Fringe Festival 2011: ‘Hamlet: Reframed’
By Fiona Zublin
Tuesday, July 12, 2011
If you want to do “Hamlet” at the Fringe, you need to have a new idea — not only because Fringe shows are supposed to be new and different, but because Hamlet is a million hours long and nobody is going to sit through that in an un-air-conditioned black-box theater. Grain of Sand Theatre Company’s concept in “Hamlet: Reframed” is brutal: Take out all the introspection.
Instead of zeroing in on Hamlet’s soliloquies and cutting out all the international intrigue — how many productions totally ignore the fact that a Norwegian prince swoops in at the end and takes over Denmark? — “Hamlet: Reframed” slashes out Hamlet’s soul-searching, his encounters with the ghost, everything that gives you a window into his thought processes, in favor of highlighting the confusion the rest of the court feels about his sudden behavioral shift. And while most of us have at some point thought, “Oh, shut up already,” at Hamlet’s endless waffling over the mysteries of existence, it turns out that without all the navel-gazing, “Hamlet” isn’t all that interesting. Sure, Hamlet’s kind of a trigger-happy maniac, but that’s no revelation. He’s a trigger-happy maniac in the original, too.
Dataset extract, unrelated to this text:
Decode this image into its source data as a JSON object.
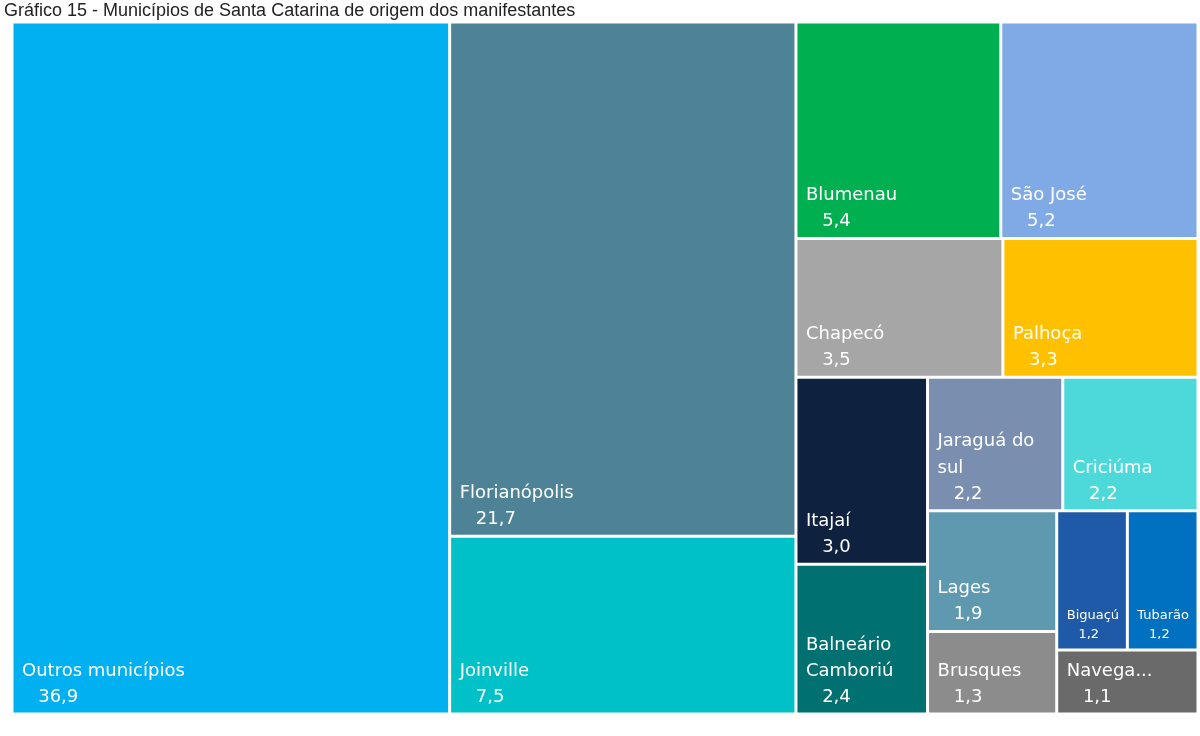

Not to suggest that Hamlet is the only worthwhile character in “Hamlet,” but the actors in “Hamlet: Reframed” never offer any inner life or even animation to their characters, so what is the point of highlighting them? The play goes for a vaguely modern vibe (pistols instead of swords; Ophelia’s costume looks as if it came from Urban Outfitters), but there’s no clear reason for this, and Hamlet continues to be the most interesting character purely by virtue of Sam Rabinovitz’s wild-eyed performance as the prince of Denmark. “Hamlet” is all about sex, revenge and death, so where did the passion go?